Table 2. Summary of DNA Methyltransferase Studies in Human Cancer Tissues and Cell Lines
NA, not available; IHC, immunohistochemistry; qRT-PCR, real-time PCR; NBH, Northern blot hybridization; ↑, increased expression; ↓, decreased expression.
In contrast to genetic alterations, epigenetic changes in cancer are potentially reversible, which has spurred the development of pharmacologic inhibitors of DNA methylation and histone deacetylation.96 Indeed, the reactivation of epigenetically silenced genes in cancer may have a profound antitumor effect, thereby being a rational target for therapy and prevention.26
DNA methylation inhibitors such as 5-aza-2′-deoxycytidine (decitabine) can be utilized to reverse the effects of methylation, including the reduction of mutations at methylated CpG sites, reactivation of genes suppressed by hypermethylation, and restoration of cell growth control.97, 98 Treatment of cultured cells with this drug has been shown to cause cell growth inhibition, G2/M arrest, and cell apoptosis.83 The disadvantage of this demethylating agent is its myelosuppressive effect, particularly when used at high doses.10
The combination of DNMTs and HDAC inhibitors may have an advantage in the treatment of cancer.26 The use of a histone deacetylase inhibitor such as trichostatin A and phenylbutyrate in combination with 5-aza-2′-deoxycytidine has resulted in a strong synergistic growth inhibition in both cell lines and tumor.99, 100
Aberrant methylation of genes controlling cell proliferation, metastasis, apoptosis, and drug susceptibility has been identified in multiple cancer types. The individual determination of the cases showing hypermethylation of these tumor suppressor genes by molecular techniques such as methylation-specific polymerase chain reaction may contribute to determining the best treatment strategy for each case. So, the addition of DNA methylation inhibitors to the current therapy shows great possibility for improving cancer therapy.
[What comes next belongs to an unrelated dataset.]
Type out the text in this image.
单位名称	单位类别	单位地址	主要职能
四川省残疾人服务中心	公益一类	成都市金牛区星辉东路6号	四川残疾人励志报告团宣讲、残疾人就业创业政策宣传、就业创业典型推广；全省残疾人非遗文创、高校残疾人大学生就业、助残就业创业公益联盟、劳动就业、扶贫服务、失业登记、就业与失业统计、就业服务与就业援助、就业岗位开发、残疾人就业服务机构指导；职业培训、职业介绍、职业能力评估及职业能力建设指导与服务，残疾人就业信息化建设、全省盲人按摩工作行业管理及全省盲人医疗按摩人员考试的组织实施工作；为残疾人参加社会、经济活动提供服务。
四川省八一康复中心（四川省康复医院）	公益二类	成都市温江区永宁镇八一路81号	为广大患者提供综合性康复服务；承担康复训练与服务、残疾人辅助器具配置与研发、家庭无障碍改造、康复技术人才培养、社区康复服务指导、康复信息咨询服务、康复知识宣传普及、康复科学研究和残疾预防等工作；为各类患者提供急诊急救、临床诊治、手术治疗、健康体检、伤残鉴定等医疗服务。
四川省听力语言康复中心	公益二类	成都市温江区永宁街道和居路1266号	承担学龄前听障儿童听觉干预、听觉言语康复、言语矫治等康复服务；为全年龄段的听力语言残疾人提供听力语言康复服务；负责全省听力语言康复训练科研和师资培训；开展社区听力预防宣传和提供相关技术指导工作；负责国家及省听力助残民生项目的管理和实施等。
We have described the main epigenetic mechanisms for regulating gene transcription, mainly of tumor suppressor genes. Among these are DNA methylation and histone modification such as deacetylation, intricately related to chromatin configuration. This transcriptional control already exists in normal cells and is essential for adequate development. However, the aberrant epigenetic regulation of gene expression plays an important role in cancer development, as do the genetic alterations, making it an important topic for molecular oncology research.
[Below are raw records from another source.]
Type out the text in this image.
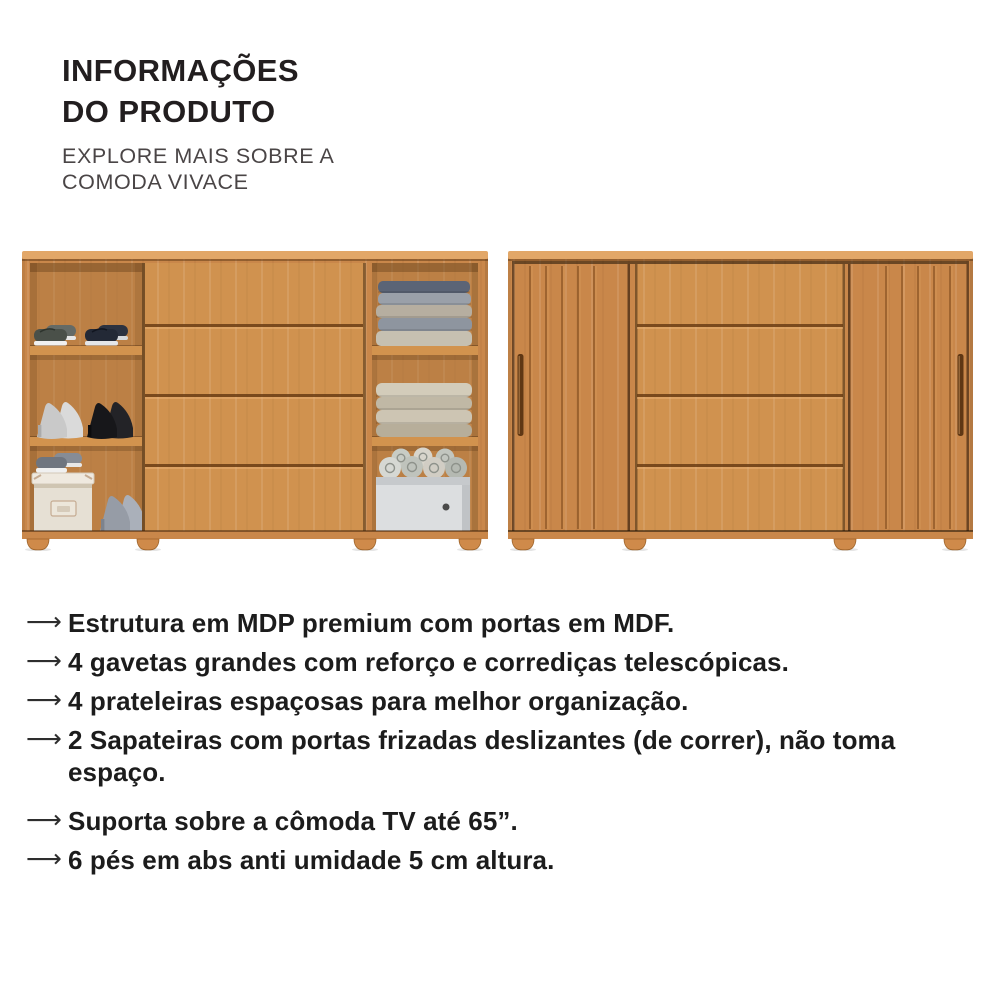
INFORMAÇÕES
DO PRODUTO
EXPLORE MAIS SOBRE A
COMODA VIVACE
⟶ Estrutura em MDP premium com portas em MDF.
⟶ 4 gavetas grandes com reforço e corrediças telescópicas.
⟶ 4 prateleiras espaçosas para melhor organização.
⟶ 2 Sapateiras com portas frizadas deslizantes (de correr), não toma espaço.
⟶ Suporta sobre a cômoda TV até 65”.
⟶ 6 pés em abs anti umidade 5 cm altura.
Because it is a potentially reversible change, the epigenetic event represents new opportunities for the clinical management of cancer through the development of strategies to reverse gene silencing. Further, the associated molecular changes (such as DNMT/HDAC overexpression and gene promoter hypermethylation) may serve as markers for risk assessment, diagnosis and prognosis of cancer.